Moments like these bring Karl Polanyi to mind. In his 1944 book The Great Transformation, Polanyi referred to land, labor, and money as “fictitious commodities.” Applying excessive market rationality to these realms, he argued, distorts the substantive relationship between the economy and society in ways that create insecurity and threaten the social fabric. What we are experiencing is the predictable result of a societal restructuring that made market exchange the key organizing principle in places it did not belong, a rich-country version of the market fundamentalism that was thrust on the developing world by Washington in the 1980s and 1990s. Conservatives from Ronald Reagan on sought to

change how America is governed—to strip from government all its functions except those that reward their rich and privileged benefactors. They are quite candid about it, even acknowledging their mean spirit in accomplishing it. . . . Grover Norquist—has famously said he wants to shrink the government down to the size that it could be drowned in a bathtub. More recently, in commenting on the fiscal crisis in the states and its effect on schools and poor people, Norquist said, “I hope one of them”—one of the states—“goes bankrupt.” So much for compassionate conservatism. . . . And what happens once the public’s property has been [drowned]? Privatize it. Sell it at a discounted rate to the corporations. . . . It is the most radical assault on the notion of one nation, indivisible, that has occurred in our lifetime. (Moyers 2003)

This fundamentalism led to the deregulation of the financial system, the removal of safeguards against speculation and greed, the dismantling of social safety nets, the easing of environmental regulations, and, increasingly, the privatization of risk. The exception, of course, was fiscal austerity policies that forced developing countries to limit deficit spending—the United States did not hold itself to those same pesky standards, especially when it came to spending on warfare.
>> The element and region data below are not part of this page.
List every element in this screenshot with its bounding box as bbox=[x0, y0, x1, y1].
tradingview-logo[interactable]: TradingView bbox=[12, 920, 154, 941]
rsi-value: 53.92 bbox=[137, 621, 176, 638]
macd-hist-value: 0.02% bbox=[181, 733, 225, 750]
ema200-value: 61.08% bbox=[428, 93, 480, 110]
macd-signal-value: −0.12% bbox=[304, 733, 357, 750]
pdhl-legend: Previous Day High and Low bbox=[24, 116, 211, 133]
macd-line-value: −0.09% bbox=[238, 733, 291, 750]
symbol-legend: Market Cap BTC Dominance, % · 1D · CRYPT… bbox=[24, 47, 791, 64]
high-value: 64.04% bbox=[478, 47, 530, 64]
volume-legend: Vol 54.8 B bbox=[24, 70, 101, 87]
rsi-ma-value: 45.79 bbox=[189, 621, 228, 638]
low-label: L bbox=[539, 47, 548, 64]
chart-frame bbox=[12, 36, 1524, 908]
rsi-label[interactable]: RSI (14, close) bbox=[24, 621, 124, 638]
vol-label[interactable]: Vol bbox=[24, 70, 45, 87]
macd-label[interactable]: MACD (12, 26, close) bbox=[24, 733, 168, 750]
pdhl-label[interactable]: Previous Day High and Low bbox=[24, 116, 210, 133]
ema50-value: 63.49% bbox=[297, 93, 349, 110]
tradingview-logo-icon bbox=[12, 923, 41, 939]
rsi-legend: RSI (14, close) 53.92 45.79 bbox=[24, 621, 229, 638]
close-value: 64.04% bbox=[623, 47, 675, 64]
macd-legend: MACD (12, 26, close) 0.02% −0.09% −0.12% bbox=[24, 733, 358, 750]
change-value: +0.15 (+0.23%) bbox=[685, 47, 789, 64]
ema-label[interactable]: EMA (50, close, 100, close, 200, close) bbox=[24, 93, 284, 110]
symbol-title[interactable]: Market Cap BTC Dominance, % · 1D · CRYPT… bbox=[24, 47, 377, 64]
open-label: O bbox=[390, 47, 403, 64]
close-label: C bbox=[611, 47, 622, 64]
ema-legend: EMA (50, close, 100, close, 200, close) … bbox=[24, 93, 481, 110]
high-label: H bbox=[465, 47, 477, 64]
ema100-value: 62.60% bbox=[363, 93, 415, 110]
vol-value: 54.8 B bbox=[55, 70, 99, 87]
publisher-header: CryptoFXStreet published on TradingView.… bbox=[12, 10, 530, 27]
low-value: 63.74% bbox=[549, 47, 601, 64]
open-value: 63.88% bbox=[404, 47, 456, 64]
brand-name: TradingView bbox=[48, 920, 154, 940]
Given the terrible consequences for humans and the earth, it was particularly perplexing that market fundamentalism went so far for so long. Part of the explanation, as I argue in this book, was a distorted understanding of public goods at the core of economic thinking. In contrast to popular understandings of “public goods”—where education, health care, water, and infrastructure are ensured by government, with an implicit social agreement to promote well-being and justice for the people—economists were trained to evaluate public goods devoid of social content. “The public” (you and I) was reduced to prisoner’s dilemmas and collective action problems, while state intervention was incorporated mainly as a last resort to remedy market “failure.”

One result of this thin understanding of the full social significance of public goods was a turn to markets wherever possible, through unbundling, contracting, granting concessions, and privatizing. At the same time, taxes were reduced to levels that could not sustain robust social programs. The resulting excessive reliance on markets diminished the pool of resources considered “public” and precluded important nonmarket alternatives, in developed and developing countries alike. The effects of “free” markets in money, land, and human beings (Polanyi’s “fictitious commodities”) were just as visible in the U.S. financial system—meager responses to environmental threats and an abysmal health care system—as they were in supposedly “undeveloped” countries.

So complete was the hegemony of markets that even with the neoliberal model collapsing all around us, people were still clamoring for market solutions and were in hysterics about state intervention. The public was dismayed and distrustful of the state, just as intended. But eventually something will have to give: “business as usual” is likely to lead to a breakdown in our financial, ecological, and human systems. As we watch the financial world in meltdown, we must wonder what kind of double movement, perhaps unimagined by Polanyi, will save us now. Perhaps the magnitude of the current crisis and the election of new leaders in Washington will awaken people to the real changes needed to turn this ship around. Will we place limits on the destructive power of markets and market actors, or will we continue to believe that the pursuit of self-interest will save the world?